По Днепру медленно поднимались ромейские торговые корабли. Небольшие. Наверное, самые мелкие из более-менее ходовых. Тонн по сто — сто пятьдесят грузоподъемностью. Другие просто по-человечески через пороги и броды пройти не могли. И эти-то приходилось упряжками волов тащить местами.
— Первый конвой[2] в этом году, — произнес Берослав, когда понял, кто там нагрянул.
— Дай бог не последний. — с каким-то странными нотками в голосе произнес Добрыня.
— Вот не надо, не надо! Если не верить в победу, то проще пойти и удавиться! — с раздражением буркнул князь. — Лучше скачи в крепость. Пусть готовятся разгружать. И мерки не забудь…
Добрыня кивнул.
И, пришпорив коня, рванул по указанному адресу. Ему было явно не по себе от мыслей про предстоящую кампанию. А может, дело заключалось в том, что близость Гатаса его сильно раздражала. Он и так терпел его с великим трудом…
— Дюжина кораблей! — присвистнул Рудомир. — Лихо они лето открыть решили.
Берослав же достал зрительную трубу из чехла, притороченного к седлу. И несколько минут их вдумчиво рассматривал.
Молча.
Просто пытаясь соотнести осадку, команду и прочую суету. Мало ли римляне решили совершить операцию по захвату и вывозу в империю важного носителя информации? Хотя этого не вскрыть так просто. Разве что продолжительным наблюдением. Так-то ничто не мешало им иметь в трюме кроме воинов еще и балласт, дабы не выдавать себя. Другой вопрос — дотумкают они до этого или нет.

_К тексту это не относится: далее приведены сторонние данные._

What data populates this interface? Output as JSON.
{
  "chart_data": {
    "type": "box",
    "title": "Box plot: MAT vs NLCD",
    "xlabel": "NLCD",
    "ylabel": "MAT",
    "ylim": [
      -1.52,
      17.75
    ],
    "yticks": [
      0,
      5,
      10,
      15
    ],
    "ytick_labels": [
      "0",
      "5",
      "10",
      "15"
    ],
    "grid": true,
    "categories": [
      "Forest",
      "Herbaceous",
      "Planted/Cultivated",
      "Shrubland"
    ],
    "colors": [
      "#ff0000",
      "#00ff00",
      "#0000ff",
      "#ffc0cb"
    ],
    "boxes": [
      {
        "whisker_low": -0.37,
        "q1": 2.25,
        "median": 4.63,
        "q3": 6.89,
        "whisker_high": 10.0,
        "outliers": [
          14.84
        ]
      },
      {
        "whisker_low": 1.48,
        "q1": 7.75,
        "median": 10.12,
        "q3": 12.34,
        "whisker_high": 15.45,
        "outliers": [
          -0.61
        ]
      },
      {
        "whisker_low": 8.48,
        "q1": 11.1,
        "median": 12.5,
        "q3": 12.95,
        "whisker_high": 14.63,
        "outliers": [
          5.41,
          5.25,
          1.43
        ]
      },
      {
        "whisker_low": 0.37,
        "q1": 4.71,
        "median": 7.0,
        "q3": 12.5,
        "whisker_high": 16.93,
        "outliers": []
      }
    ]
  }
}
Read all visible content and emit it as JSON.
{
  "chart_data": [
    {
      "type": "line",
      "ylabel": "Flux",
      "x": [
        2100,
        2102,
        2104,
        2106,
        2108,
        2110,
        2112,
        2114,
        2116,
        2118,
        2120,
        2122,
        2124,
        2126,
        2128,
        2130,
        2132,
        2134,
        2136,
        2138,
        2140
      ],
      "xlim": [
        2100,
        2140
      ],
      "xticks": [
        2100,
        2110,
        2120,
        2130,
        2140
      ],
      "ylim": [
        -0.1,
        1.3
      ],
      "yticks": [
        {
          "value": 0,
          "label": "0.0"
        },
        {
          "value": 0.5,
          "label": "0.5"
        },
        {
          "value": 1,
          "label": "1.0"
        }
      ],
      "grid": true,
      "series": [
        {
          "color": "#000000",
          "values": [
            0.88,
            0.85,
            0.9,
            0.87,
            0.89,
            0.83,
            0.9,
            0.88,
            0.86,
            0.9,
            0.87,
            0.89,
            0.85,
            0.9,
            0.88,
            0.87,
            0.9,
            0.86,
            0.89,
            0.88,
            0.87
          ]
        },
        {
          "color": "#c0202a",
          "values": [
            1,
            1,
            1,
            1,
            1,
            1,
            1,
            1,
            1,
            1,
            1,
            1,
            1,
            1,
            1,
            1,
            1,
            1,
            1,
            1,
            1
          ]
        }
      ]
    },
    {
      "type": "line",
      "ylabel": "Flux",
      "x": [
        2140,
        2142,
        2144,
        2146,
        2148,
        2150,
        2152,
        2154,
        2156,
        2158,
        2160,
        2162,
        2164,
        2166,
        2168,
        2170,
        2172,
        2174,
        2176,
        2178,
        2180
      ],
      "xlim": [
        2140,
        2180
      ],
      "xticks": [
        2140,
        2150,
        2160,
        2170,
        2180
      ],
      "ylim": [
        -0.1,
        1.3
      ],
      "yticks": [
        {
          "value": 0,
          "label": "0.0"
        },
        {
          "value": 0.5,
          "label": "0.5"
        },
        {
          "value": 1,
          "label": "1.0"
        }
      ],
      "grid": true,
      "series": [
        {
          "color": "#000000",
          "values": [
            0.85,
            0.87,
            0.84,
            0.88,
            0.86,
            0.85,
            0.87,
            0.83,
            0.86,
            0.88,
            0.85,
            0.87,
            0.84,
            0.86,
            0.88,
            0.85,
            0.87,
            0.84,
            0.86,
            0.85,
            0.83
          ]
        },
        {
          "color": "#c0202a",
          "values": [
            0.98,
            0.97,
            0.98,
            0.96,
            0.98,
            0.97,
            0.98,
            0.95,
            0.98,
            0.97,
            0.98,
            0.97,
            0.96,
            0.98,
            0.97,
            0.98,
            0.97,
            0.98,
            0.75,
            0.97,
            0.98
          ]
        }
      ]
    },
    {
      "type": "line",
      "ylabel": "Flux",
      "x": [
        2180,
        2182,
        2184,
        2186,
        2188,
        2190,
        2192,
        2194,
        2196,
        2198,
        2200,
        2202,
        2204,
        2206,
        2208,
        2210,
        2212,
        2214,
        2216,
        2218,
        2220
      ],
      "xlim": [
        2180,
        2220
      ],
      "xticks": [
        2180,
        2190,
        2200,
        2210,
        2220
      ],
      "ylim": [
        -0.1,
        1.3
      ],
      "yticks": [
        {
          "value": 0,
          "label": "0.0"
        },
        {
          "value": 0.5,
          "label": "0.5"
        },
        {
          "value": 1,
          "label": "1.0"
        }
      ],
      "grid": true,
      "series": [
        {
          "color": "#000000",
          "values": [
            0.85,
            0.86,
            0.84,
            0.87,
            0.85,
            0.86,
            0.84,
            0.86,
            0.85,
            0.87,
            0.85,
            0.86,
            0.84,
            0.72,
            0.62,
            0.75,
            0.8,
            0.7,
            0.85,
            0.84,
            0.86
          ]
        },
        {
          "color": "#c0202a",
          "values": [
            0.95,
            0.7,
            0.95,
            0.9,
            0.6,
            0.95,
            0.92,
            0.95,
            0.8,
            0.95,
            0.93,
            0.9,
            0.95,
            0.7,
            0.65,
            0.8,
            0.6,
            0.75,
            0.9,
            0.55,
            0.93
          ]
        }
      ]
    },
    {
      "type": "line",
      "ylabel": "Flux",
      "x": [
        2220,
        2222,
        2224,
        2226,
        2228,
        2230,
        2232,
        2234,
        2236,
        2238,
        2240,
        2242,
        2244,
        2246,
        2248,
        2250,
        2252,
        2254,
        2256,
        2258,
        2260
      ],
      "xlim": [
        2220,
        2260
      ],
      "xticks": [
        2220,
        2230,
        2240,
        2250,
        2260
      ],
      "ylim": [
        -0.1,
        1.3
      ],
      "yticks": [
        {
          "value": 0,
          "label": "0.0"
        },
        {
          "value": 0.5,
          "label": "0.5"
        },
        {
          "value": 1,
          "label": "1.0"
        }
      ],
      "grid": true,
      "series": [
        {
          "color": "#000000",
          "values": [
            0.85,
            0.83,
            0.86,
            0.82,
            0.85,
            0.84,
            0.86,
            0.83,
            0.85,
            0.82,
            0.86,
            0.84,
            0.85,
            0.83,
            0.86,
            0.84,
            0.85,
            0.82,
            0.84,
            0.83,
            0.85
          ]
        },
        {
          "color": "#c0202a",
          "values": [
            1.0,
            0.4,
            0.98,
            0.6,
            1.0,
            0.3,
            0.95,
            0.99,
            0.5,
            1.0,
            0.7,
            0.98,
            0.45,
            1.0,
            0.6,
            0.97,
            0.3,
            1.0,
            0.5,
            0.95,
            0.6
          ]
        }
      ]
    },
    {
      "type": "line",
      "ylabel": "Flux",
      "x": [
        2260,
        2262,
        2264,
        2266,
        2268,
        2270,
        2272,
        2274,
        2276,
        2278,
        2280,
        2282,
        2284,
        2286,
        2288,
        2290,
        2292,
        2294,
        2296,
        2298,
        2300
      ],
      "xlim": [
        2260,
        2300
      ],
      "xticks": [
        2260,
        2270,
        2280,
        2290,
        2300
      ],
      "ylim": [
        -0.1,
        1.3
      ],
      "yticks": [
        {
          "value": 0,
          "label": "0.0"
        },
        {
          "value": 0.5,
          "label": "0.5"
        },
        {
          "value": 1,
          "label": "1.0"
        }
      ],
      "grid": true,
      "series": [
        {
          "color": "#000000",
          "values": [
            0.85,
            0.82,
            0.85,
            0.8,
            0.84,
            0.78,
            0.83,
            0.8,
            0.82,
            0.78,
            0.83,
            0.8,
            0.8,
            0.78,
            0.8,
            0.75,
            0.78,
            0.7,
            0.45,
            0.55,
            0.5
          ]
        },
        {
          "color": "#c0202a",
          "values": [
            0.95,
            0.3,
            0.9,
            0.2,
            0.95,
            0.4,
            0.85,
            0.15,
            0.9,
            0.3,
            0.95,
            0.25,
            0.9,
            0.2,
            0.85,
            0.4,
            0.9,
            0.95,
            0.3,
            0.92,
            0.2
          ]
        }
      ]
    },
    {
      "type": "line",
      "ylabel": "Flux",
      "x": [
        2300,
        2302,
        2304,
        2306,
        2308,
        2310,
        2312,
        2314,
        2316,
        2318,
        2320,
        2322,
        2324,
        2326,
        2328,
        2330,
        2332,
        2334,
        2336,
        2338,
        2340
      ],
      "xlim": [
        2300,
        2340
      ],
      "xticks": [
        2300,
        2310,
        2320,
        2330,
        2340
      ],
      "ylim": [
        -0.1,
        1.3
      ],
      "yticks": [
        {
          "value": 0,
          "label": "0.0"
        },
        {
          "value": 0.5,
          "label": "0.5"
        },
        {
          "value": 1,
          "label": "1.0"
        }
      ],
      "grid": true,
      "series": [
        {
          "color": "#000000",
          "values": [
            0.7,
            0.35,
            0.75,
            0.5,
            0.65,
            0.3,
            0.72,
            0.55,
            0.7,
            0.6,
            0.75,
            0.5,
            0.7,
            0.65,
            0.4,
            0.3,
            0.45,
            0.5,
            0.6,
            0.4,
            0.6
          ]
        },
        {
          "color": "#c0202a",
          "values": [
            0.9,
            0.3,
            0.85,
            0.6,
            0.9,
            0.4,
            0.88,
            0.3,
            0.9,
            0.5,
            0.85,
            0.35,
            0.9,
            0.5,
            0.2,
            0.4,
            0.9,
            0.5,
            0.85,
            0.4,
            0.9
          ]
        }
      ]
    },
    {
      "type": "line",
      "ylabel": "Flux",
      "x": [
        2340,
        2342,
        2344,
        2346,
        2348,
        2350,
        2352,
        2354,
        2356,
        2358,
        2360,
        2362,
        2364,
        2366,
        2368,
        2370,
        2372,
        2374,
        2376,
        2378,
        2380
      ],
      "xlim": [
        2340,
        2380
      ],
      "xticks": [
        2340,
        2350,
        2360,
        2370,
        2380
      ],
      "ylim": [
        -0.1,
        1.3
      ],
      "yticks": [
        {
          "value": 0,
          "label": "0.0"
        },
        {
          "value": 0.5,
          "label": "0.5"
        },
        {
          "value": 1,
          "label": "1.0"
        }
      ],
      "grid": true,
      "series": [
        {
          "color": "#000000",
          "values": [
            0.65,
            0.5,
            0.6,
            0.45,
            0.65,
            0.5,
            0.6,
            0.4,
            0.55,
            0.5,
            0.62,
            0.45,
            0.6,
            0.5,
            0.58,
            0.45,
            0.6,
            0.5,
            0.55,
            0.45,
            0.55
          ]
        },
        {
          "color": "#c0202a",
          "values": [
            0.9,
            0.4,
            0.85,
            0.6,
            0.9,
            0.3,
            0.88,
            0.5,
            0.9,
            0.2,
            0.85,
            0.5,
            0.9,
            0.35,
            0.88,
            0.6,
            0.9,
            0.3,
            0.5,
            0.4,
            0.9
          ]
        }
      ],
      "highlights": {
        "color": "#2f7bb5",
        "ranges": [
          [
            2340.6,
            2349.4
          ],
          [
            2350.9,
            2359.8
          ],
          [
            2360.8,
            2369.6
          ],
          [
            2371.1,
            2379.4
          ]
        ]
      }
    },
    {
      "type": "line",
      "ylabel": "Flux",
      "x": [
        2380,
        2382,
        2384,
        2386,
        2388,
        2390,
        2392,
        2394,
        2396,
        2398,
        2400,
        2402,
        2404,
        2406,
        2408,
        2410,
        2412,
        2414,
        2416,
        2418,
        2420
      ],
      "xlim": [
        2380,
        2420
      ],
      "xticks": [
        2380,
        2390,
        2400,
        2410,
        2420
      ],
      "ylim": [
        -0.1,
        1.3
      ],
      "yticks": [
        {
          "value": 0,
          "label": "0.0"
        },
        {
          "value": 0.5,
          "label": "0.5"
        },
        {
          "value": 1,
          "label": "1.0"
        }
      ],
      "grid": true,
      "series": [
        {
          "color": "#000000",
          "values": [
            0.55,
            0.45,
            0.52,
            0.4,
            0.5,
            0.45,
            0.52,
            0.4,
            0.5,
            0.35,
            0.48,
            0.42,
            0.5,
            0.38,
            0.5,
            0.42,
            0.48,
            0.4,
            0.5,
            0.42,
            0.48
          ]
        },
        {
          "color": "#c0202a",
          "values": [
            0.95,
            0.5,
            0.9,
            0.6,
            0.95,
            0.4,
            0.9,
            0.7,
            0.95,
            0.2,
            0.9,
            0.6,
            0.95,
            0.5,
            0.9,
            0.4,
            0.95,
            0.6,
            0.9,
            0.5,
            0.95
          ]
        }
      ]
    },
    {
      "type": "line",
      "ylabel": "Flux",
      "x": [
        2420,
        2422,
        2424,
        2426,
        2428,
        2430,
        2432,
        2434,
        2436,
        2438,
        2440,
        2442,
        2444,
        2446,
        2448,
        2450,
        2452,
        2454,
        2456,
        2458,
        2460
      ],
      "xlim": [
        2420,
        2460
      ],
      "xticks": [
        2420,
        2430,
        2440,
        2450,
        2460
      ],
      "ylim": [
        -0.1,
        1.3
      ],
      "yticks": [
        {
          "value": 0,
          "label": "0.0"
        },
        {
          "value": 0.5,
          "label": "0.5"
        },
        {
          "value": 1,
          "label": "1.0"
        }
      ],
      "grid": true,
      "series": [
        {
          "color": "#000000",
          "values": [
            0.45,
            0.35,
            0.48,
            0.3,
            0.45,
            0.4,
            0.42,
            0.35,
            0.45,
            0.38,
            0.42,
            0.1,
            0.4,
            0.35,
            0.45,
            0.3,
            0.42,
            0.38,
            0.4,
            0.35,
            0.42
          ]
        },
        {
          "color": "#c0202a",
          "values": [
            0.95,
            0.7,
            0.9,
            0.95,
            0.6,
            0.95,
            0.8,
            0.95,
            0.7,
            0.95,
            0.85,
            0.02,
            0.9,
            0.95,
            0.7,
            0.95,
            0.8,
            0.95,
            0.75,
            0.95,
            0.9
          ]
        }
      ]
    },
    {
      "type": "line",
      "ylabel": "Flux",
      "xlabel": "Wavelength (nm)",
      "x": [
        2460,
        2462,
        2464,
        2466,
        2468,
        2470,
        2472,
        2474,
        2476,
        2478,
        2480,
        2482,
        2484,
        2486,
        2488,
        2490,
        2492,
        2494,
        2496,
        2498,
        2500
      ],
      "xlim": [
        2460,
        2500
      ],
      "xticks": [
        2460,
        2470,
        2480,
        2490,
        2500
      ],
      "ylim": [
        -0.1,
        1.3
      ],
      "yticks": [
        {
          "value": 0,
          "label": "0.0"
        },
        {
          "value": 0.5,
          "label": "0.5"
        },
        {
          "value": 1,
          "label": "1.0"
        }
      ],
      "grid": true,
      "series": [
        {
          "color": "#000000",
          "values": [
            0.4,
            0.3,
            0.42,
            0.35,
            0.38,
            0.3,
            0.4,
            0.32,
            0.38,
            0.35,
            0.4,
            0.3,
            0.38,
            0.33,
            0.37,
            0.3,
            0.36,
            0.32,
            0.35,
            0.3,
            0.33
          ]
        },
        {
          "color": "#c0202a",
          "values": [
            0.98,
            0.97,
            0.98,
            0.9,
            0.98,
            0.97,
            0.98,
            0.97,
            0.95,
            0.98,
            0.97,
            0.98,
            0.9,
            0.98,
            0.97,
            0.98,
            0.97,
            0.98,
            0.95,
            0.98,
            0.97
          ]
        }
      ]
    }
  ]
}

Все же для Рима такого рода операции были совершенно нетипичны…
Никто из соратников на эту тему не нервничал, а он не спешил их смущать своими мыслями. Однако с тех самых пор, как в нем поселилась эта тревога, первым к кораблям князь не выходил. Пока уже разгрузка не началась. А они не тянули и почти сразу пускали работников, чтобы они товары из кораблей вытаскивали на берег.
Дело-то было небыстрое.
Потом измерение.
И лишь затем — торг.
С мерками все оказалось смешно и грустно.
Весной 169 года, когда пришел первый весенний караван, остро встал вопрос о мерах. Просто, чтобы не вести дела «на глазок».